I Love SMSF chief executive Grant Abbott said the letters sent last year to 17,700 funds that held property through a limited recourse borrowing arrangement (LRBA) indicated the ATO had the ability to see what trustees were doing and the willingness to take enforcement action against them.
“We have seen the letters sent to people with LRBAs requesting them to have an investment strategy and if they don’t have one, the fine for trustees is $4200,” Abbott said at an investment strategy briefing in Sydney today.
“This is a big stick that has come out, as opposed to making a fund non-compliant, and it is the first time the ATO is starting to hit people with fines.”
He said there had been low levels of enforcement from the ATO commissioner in the past because the regulator did not have the systems to monitor breaches in the SMSF sector.
“Remember the old reasonable benefit limit forms we filled out. They were never used, but put in archive boxes in a warehouse and no one looked at them. Now that does not happen because we feed data into the ATO computers and the ATO can check that data,” he said.
“Auditors are at the forefront of reporting for the commissioner, who is ‘sacrosanct’ about what he wants you to report on, and the rest of us need to reframe our relationship with clients and alert them to the fact that the commissioner has a new guideline.”
He also claimed as part of its next review of SMSF data the ATO would begin looking at trustees who were members of more than one fund or who held cryptocurrency, and this meant SMSF practitioners and advisers had to be proactive with clients and offer solutions.
“This may mean providing an investment questionnaire and building a strategy for them.
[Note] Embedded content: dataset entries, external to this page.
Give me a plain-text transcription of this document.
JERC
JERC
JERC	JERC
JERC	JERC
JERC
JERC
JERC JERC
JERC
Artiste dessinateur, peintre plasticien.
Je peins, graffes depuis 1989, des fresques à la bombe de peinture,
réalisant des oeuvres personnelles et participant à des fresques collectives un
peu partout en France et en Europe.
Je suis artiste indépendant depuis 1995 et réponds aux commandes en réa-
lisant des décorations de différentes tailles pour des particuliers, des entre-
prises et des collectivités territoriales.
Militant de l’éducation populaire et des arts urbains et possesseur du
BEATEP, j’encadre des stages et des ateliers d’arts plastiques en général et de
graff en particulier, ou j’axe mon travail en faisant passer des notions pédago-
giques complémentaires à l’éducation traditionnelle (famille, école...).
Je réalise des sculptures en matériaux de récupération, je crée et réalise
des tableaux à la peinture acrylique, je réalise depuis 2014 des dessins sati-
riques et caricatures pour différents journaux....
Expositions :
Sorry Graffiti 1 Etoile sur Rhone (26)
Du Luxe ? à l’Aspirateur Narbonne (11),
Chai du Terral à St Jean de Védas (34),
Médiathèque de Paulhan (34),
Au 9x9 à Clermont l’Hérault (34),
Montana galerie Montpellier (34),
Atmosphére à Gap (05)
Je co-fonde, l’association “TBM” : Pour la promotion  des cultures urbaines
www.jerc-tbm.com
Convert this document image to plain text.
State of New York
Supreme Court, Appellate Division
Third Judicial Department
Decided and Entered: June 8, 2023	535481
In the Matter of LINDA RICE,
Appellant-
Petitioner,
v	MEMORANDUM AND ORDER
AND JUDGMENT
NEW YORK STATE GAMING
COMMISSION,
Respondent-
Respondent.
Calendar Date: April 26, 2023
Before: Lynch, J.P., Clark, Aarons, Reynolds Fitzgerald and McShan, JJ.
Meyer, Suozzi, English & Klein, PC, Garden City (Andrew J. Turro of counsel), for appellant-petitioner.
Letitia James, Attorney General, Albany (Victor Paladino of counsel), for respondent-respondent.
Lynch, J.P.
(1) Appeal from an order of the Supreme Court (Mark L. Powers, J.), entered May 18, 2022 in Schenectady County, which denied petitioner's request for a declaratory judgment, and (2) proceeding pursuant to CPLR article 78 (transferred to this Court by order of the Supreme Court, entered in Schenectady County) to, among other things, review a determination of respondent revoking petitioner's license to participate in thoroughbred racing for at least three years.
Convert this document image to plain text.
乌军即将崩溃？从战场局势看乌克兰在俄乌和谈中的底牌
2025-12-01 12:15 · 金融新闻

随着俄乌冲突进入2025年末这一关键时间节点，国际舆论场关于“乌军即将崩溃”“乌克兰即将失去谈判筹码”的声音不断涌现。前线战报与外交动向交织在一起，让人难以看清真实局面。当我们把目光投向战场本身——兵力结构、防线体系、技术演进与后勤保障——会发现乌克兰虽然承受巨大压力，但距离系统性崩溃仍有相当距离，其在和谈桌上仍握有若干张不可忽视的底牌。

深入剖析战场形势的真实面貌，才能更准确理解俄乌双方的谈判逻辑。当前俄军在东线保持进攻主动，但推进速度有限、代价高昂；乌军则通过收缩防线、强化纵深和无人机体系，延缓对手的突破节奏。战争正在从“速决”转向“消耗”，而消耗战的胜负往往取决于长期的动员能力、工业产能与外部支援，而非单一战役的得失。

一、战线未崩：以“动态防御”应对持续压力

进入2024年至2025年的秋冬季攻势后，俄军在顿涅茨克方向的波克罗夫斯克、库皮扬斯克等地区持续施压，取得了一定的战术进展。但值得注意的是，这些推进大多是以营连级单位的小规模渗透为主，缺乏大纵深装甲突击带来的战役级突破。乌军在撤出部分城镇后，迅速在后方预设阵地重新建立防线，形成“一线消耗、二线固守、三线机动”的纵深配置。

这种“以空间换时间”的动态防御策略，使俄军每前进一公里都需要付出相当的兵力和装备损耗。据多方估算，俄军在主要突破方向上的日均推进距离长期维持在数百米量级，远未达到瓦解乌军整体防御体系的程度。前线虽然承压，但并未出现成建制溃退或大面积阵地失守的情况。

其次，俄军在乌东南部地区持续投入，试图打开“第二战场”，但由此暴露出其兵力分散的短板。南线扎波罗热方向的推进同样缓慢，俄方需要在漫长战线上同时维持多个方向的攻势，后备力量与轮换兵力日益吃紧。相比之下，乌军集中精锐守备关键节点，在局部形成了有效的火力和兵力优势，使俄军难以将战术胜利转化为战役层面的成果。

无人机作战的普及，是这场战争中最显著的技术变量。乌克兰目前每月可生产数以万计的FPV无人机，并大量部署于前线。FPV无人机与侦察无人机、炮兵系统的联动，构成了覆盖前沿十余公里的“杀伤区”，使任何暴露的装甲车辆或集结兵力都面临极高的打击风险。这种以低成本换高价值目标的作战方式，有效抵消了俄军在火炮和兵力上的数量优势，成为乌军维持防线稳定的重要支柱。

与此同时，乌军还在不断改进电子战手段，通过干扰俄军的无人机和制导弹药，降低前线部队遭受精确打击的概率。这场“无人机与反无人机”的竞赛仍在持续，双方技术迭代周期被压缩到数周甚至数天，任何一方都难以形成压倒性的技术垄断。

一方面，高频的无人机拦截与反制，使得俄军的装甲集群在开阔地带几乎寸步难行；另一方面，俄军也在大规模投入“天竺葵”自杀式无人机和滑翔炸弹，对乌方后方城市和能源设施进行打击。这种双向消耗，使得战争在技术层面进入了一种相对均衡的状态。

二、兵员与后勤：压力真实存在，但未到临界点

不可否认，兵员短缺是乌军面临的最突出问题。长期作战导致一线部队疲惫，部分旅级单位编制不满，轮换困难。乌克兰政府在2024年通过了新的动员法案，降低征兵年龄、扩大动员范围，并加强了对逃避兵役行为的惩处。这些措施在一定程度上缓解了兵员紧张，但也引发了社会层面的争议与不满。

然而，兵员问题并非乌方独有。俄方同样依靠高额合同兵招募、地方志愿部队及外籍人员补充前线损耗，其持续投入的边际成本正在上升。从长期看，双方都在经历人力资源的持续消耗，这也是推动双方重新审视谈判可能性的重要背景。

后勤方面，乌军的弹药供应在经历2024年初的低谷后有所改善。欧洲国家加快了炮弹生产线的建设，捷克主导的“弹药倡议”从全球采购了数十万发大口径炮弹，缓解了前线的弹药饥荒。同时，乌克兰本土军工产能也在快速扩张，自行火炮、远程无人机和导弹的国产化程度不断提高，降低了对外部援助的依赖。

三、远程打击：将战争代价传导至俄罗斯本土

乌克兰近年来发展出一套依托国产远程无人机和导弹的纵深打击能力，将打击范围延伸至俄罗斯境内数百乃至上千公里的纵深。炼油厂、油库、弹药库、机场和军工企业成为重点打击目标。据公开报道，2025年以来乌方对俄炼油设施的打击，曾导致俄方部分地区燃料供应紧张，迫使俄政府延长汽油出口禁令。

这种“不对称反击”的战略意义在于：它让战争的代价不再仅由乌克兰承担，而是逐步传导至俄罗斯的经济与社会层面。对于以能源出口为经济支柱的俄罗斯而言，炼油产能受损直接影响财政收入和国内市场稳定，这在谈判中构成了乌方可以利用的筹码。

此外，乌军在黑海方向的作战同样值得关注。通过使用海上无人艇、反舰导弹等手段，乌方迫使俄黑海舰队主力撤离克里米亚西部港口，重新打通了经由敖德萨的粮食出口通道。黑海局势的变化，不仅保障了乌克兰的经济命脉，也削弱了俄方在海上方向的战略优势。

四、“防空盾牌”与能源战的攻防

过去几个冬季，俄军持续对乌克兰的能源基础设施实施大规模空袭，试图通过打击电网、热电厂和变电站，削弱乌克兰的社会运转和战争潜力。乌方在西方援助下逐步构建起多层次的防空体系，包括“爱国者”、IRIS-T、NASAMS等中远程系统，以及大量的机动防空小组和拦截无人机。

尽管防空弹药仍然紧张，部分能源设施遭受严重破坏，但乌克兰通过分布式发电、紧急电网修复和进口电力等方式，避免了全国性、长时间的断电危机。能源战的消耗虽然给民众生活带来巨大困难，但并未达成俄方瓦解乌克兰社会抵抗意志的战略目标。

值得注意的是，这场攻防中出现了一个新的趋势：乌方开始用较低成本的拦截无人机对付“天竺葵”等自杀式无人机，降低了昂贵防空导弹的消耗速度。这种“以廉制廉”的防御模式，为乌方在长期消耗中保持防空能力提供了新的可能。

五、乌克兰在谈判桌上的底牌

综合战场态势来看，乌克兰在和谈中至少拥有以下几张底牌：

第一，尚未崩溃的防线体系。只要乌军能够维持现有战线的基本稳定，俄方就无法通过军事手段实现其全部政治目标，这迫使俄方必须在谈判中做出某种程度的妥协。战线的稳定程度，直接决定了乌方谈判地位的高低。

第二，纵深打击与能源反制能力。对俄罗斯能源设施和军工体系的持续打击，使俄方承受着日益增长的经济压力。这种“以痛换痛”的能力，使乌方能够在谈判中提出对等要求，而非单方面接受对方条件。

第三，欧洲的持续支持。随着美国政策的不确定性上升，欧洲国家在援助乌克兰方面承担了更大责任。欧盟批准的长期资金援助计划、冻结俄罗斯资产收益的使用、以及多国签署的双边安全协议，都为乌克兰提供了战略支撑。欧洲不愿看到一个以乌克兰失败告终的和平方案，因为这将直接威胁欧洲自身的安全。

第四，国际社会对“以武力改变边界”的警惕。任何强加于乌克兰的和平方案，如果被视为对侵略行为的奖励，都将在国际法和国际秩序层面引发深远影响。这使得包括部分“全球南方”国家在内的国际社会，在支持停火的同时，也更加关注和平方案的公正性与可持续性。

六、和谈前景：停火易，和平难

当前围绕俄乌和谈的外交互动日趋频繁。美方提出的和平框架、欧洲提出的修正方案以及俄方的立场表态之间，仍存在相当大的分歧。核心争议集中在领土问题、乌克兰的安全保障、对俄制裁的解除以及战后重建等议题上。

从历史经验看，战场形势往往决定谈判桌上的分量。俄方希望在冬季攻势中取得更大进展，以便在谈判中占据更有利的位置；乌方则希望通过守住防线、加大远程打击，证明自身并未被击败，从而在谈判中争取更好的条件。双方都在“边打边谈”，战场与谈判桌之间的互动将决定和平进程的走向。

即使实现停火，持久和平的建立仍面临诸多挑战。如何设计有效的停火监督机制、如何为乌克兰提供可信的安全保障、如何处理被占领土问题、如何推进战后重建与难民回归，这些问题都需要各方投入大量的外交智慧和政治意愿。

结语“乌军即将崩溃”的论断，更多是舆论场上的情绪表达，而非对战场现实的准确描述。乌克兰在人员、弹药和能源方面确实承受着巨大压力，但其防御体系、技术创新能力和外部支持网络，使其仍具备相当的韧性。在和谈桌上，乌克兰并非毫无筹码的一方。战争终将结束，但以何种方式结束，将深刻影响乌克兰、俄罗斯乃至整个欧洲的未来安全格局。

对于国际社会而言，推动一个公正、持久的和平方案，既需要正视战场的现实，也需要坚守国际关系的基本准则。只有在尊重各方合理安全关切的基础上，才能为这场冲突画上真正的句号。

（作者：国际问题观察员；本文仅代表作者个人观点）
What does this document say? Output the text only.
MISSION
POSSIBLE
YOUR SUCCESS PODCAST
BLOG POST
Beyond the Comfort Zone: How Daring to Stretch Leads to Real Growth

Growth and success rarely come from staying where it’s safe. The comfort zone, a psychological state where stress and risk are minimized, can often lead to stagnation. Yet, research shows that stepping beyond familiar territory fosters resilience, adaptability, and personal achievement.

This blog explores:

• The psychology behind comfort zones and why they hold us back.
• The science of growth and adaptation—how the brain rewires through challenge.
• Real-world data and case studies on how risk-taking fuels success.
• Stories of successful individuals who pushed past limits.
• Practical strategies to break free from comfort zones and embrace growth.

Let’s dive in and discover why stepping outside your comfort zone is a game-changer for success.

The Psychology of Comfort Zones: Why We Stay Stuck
Any which way, you have to offer a solution and if they do not want that, get an indemnity from them because clients forget things that were discussed with them,” he said.
Auditors should also seek an indemnity from clients who have been given a qualified audit report but have chosen not to rectify any issues identified by the auditor, he said.
“Give them a chance to rectify and if the client does not want to do that, have a strong letter that explains that under the investment strategy guidelines the commissioner can fine them $4200,” he noted.
“Being hardline helps administrators, accountants and advisers because it puts the onus back on the client. The commissioner has gone past auditors and advisers and gone straight to trustees. Unfortunately, trustees have limited knowledge, so we need to frame up the issues for them.”
ATO SMSF segment assistant commissioner Dana Fleming recently flagged the regulator would be taking a tougher approach to breaches by SMSF trustees after an internal review found its enforcement powers were not used consistently when dealing with SMSF-related matters.